Pesto pasta with asparagus and white beans
Ingredients
for 4 person
1 ½ bunch | basil, roughly chopped |
1 | organic lemon ½ of the grated zest (set aside) and ½ of the juice |
40 g | pine nuts |
1 | garlic clove, coarsely chopped |
¾ dl | olive oil |
50 g | Nussmesan Classic |
salt and pepper to taste |
40 g | walnut kernels |
1 tbsp | olive oil |
1 tin | white beans (approx. 400 g), rinsed, drained |
150 g | green asparagus, lower third peeled, cut into pieces approx. 4 cm long |
2 | garlic cloves, sliced |
250 g | pasta (e.g. Rigatoni) |
salted water, boiling |
How it's done
Pesto
Puree the basil and lemon juice with all the other ingredients up to and including the Nussmesan, season.

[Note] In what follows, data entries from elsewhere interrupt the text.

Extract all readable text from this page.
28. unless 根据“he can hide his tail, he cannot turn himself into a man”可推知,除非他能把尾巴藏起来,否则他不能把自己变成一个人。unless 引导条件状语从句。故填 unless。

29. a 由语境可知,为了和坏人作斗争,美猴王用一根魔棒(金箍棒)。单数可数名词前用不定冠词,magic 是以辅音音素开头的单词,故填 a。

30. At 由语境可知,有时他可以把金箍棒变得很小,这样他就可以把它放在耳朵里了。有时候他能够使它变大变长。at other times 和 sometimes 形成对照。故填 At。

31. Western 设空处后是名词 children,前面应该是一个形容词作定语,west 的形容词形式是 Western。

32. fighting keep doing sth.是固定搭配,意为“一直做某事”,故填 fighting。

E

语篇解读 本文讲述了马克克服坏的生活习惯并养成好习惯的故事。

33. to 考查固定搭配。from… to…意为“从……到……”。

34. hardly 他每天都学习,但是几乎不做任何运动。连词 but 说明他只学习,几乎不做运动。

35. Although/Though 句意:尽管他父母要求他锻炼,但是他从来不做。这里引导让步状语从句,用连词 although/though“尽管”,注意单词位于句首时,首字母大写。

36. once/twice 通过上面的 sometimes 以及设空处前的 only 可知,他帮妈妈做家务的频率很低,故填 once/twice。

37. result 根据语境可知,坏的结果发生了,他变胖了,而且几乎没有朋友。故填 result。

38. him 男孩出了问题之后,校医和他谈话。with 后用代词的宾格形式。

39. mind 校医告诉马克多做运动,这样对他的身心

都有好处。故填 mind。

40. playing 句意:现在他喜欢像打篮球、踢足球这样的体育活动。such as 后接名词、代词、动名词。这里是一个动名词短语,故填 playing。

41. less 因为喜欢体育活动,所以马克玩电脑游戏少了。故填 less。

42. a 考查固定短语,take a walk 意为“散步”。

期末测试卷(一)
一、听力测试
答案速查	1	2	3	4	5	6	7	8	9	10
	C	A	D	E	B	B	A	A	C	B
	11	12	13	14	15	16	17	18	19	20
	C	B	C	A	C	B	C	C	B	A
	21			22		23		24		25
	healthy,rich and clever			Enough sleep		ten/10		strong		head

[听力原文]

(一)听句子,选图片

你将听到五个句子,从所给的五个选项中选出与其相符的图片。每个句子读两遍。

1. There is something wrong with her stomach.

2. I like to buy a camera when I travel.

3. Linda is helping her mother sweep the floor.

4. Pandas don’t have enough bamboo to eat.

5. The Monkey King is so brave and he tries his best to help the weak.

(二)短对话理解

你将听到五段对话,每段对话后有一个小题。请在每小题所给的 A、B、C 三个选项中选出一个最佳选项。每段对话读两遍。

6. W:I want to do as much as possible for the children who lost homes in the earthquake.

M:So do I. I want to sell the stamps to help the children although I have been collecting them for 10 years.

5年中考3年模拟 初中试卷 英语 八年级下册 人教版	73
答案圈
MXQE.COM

Set aside the pesto.
Pasta
Dry-roast the walnuts in a non-stick frying pan. Remove, finely chop and set aside. Heat the oil in the same pan. Add the beans and asparagus, fry for approx. 5 mins., stirring occasionally. Add the garlic and reserved lemon zest, cook briefly. Cook the pasta in boiling salted water until just al dente. Set aside approx. 150 ml of the cooking water, drain the pasta. Add the pesto and pasta water to the vegetables, mix. Add the pasta, mix well, sprinkle with the reserved walnuts.